Tricking the Hashing Trick: A Tight Lower Bound on the Robustness of CountSketch to Adaptive Inputs

TL;DR

This paper demonstrates a fundamental vulnerability in CountSketch and Feature Hashing, showing that an adversary can craft inputs after quadratic queries to bias the sketch, revealing limits of robustness in adaptive scenarios.

Contribution

The authors prove a tight lower bound by constructing an attack that exploits CountSketch's vulnerability to adaptive inputs, establishing inherent robustness limitations.

Findings

Adversarial inputs can bias CountSketch after O(ell^2) queries.

Classic estimators fail under adaptive adversarial inputs.

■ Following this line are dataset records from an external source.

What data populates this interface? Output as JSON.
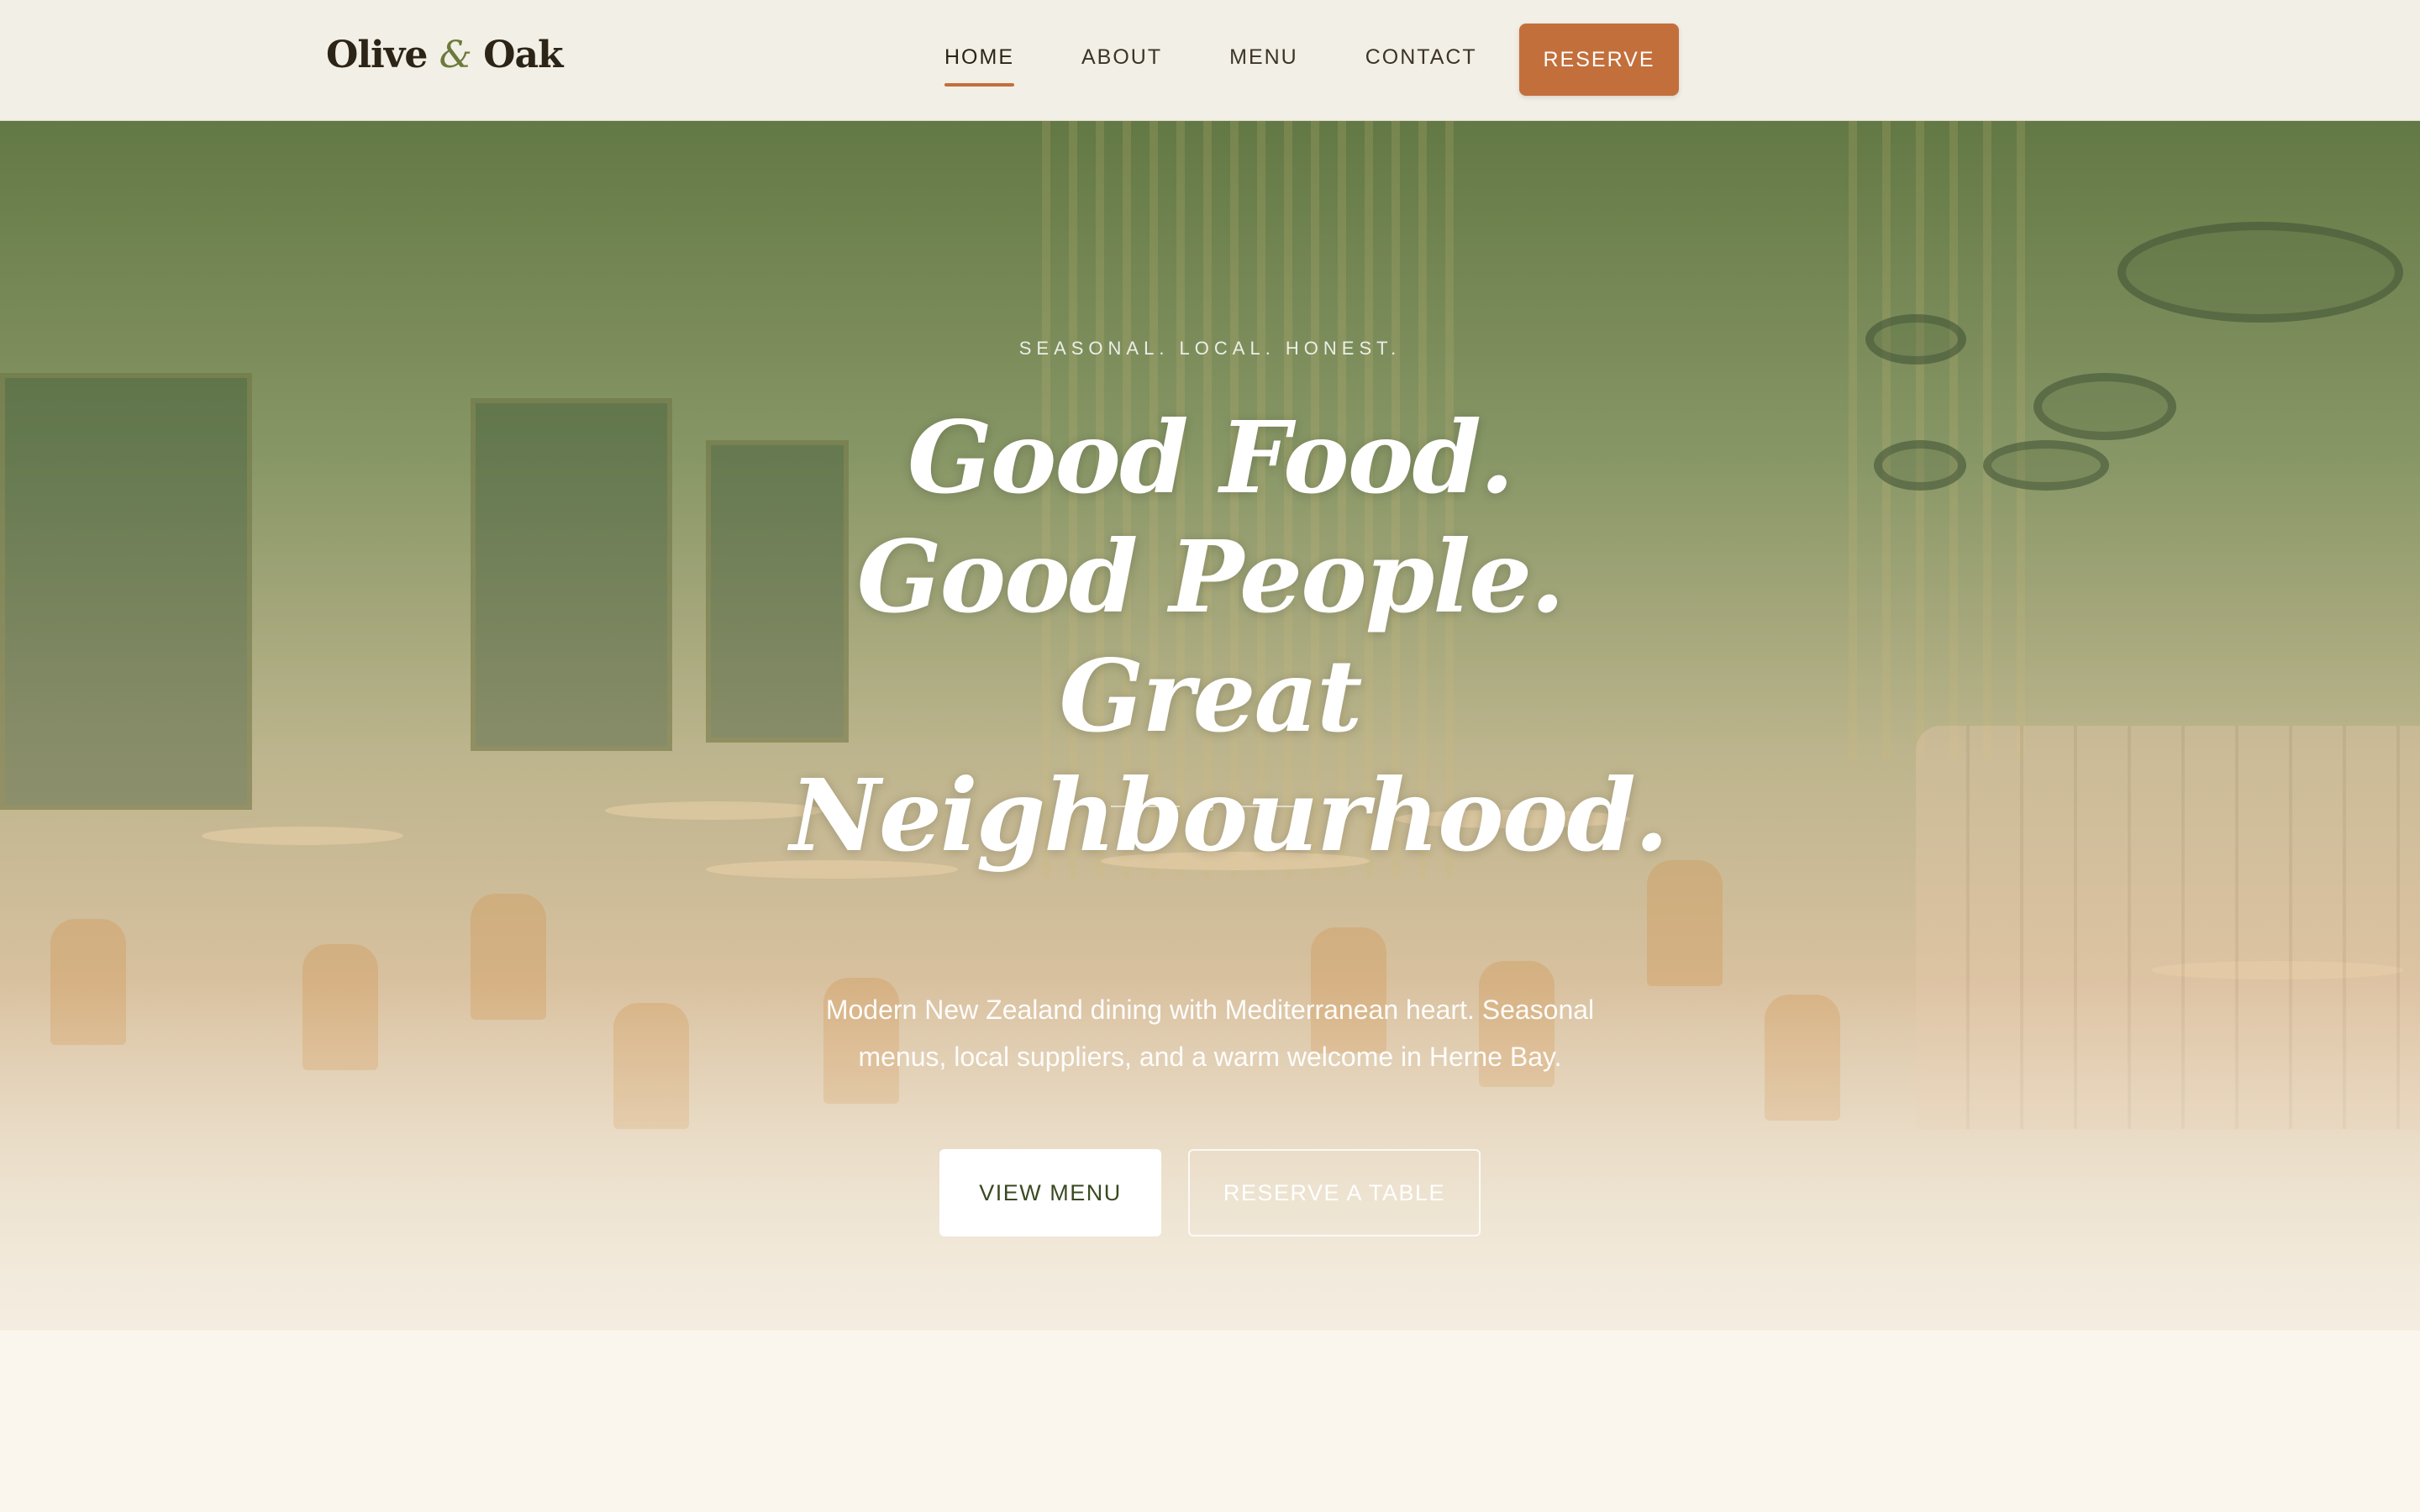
{
  "brand": {
    "name_part1": "Olive",
    "ampersand": "&",
    "name_part2": "Oak",
    "accent_color": "#c36f3c",
    "olive_color": "#6b7a3a"
  },
  "nav": {
    "items": [
      {
        "label": "HOME",
        "active": true
      },
      {
        "label": "ABOUT",
        "active": false
      },
      {
        "label": "MENU",
        "active": false
      },
      {
        "label": "CONTACT",
        "active": false
      }
    ],
    "reserve_label": "RESERVE"
  },
  "hero": {
    "eyebrow": "SEASONAL. LOCAL. HONEST.",
    "headline": "Good Food. Good People. Great Neighbourhood.",
    "divider_icon": "olive-sprig-icon",
    "subtitle": "Modern New Zealand dining with Mediterranean heart. Seasonal menus, local suppliers, and a warm welcome in Herne Bay.",
    "primary_cta": "VIEW MENU",
    "secondary_cta": "RESERVE A TABLE"
  }
}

The attack applies universally to any correct estimator, known or unknown.

Abstract

CountSketch and Feature Hashing (the "hashing trick") are popular randomized dimensionality reduction methods that support recovery of $\ell_2$-heavy hitters (keys $i$ where $v_i^2 > \epsilon \|\boldsymbol{v}\|_2^2$) and approximate inner products. When the inputs are {\em not adaptive} (do not depend on prior outputs), classic estimators applied to a sketch of size $O(\ell/\epsilon)$ are accurate for a number of queries that is exponential in $\ell$. When inputs are adaptive, however, an adversarial input can be constructed after $O(\ell)$ queries with the classic estimator and the best known robust estimator only supports $\tilde{O}(\ell^2)$ queries. In this work we show that this quadratic dependence is in a sense inherent: We design an attack that after $O(\ell^2)$ queries produces an adversarial input vector whose sketch is highly biased. Our attack uses "natural" non-adaptive inputs (only the final adversarial input is chosen adaptively) and universally applies with any correct estimator, including one that is unknown to the attacker. In that, we expose inherent vulnerability of this fundamental method.